Taken time off before attending college. Although it may seem callous, I wish I did not listen to my parents and immediately attend college. My maturity level at 17 was not advanced enough to make a decision such as “what should my professional focus be for the rest of the my life?”. People say you can always switch careers, which is true as long as you’re willing to start from the bottom in your newly chosen career. This is a large reason you don’t see a lot of 35+ interns. Ideally I would have liked to spend my younger years with a major focus and passion versus floundering around until I actually found something that spoke to me. In the end, I wish I would have taken a year and really learned to understand myself and what drives me. I think I would have made a much more educated decision, based on experience as to what direction my life should have taken.
'Not thought I was above entry level jobs when entering the work force. I distinctly remember when beginning my job search that I was above many entry level jobs. I was seriously annoyed by the concept of “paying ones dues” and immediately wanted to jump in and make an major impact for my new company. I find this trait more and more common among Early Stage Professionals. Commonly I see the 23 year old CEO (sole proprietor) of their startup or 24 year old VP of Marketing for their friend's burgeoning (5 employee) tech company who are unwilling to take the step down. Understanding one's place in the workforce, especially at the beginning of a career is imperative. Understanding the difference between the safe bubble of a University and the reality of a revenue generating company is a tough distinction to make early on. University is a place to experiment with new ideas and make mistakes. However that mentality is only minimally tolerated in the work force. Companies will take someone with 1 year of work experience versus 7 years at a University because that 1 year of experience is very different. At school the worst thing that could happen is you receive a failing grade. In the work force, if someone majorly screws up, their financial security and that of their families could be affected. Big difference.

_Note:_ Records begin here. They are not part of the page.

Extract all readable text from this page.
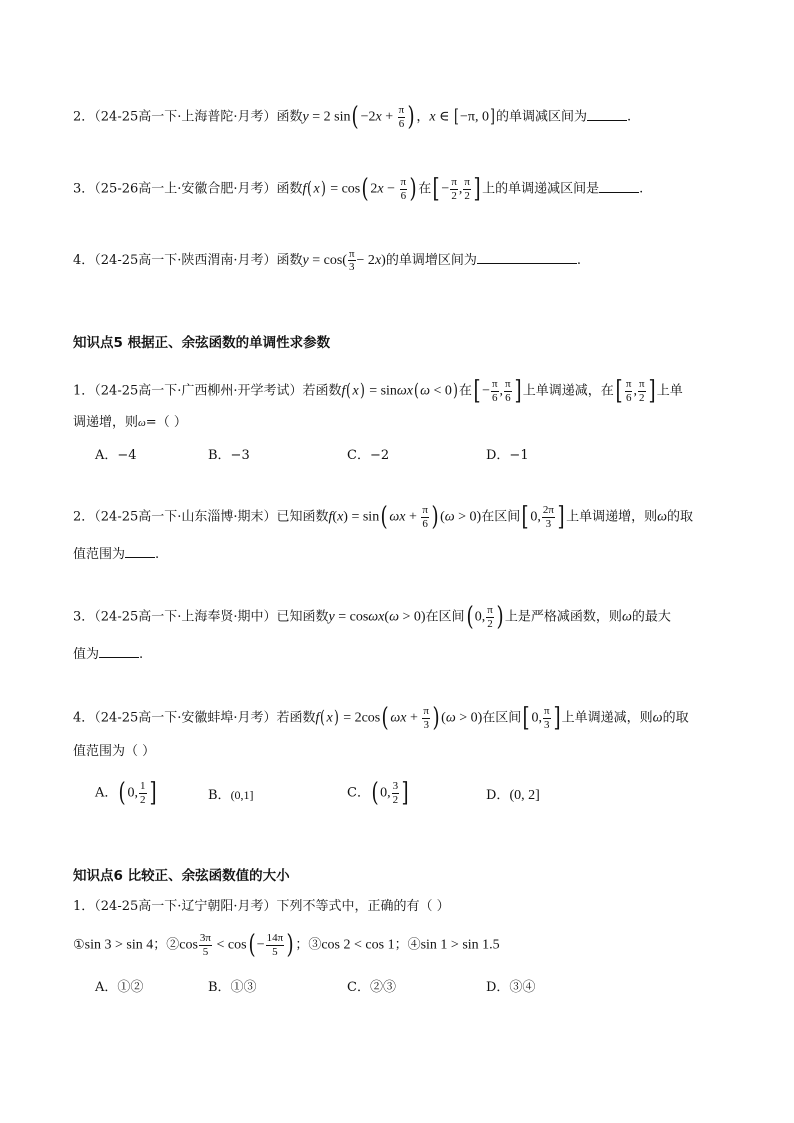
2．（24-25高一下·上海普陀·月考）函数y = 2 $\sin( -2x + \frac{\pi}{6}$ ) ，x ∈ [−π, 0]的单调减区间为	.
3．（25-26高一上·安徽合肥·月考）函数f(x) = cos( $2x - \frac{\pi}{6}$ ) 在[ − $\frac{\pi}{2}$ , $\frac{\pi}{2}$ ] 上的单调递减区间是	.
4．（24-25高一下·陕西渭南·月考）函数$y = \cos( \frac{\pi}{3} - 2x)$的单调增区间为	.
知识点5 根据正、余弦函数的单调性求参数
1．（24-25高一下·广西柳州·开学考试）若函数f(x) = sinωx(ω < 0)在[ − $\frac{\pi}{6}$ , $\frac{\pi}{6}$ ] 上单调递减，在[ $\frac{\pi}{6}$ , $\frac{\pi}{2}$ ] 上单
调递增，则ω=（ ）
A．−4	B．−3	C．−2	D．−1
2．（24-25高一下·山东淄博·期末）已知函数f(x) = sin( $\omega x + \frac{\pi}{6}$ ) (ω > 0)在区间[ 0, $\frac{2\pi}{3}$ ] 上单调递增，则ω的取
值范围为 .
3．（24-25高一下·上海奉贤·期中）已知函数y = cosωx(ω > 0)在区间( 0, $\frac{\pi}{2}$ ) 上是严格减函数，则ω的最大
值为	.
4．（24-25高一下·安徽蚌埠·月考）若函数f(x) = 2cos( $\omega x + \frac{\pi}{3}$ ) (ω > 0)在区间[ 0, $\frac{\pi}{3}$ ] 上单调递减，则ω的取
值范围为（ ）
A．( 0, $\frac{1}{2}$ ]	B．(0,1]	C．( 0, $\frac{3}{2}$ ]	D．(0, 2]
知识点6 比较正、余弦函数值的大小
1．（24-25高一下·辽宁朝阳·月考）下列不等式中，正确的有（ ）
①sin 3 > sin 4；②cos $\frac{3\pi}{5} < \cos( - \frac{14\pi}{5}$ ) ；③cos 2 < cos 1；④sin 1 > sin 1.5
A．①②	B．①③	C．②③	D．③④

Saved more money. Competition always exists and it it can be a great motivator. However spending money frivolously early in life can set some very bad habits for years to come. Alot people get caught up in this. May you be in retirement and want all of your friends to visit you in your beautiful Floridian community, or you just got your first job and you want to be a financial peacock and display how well you’re doing. At the end of the day, the people retiring at 55 versus 70 are the ones who get the economical car, buy the generic groceries and simply don’t get caught up in fiscal competition with anyone. Anyone. Maybe you feel the competition with your best friend you grew up with or your successful cousin who your family holds in high esteem, know your income, know what is expendable what is not. Set a budget and stick to it. Yes you may miss a concert or vacation here or there, but your 55 year old self (or even your 70 year old self!) will thank you when they never have to work another day.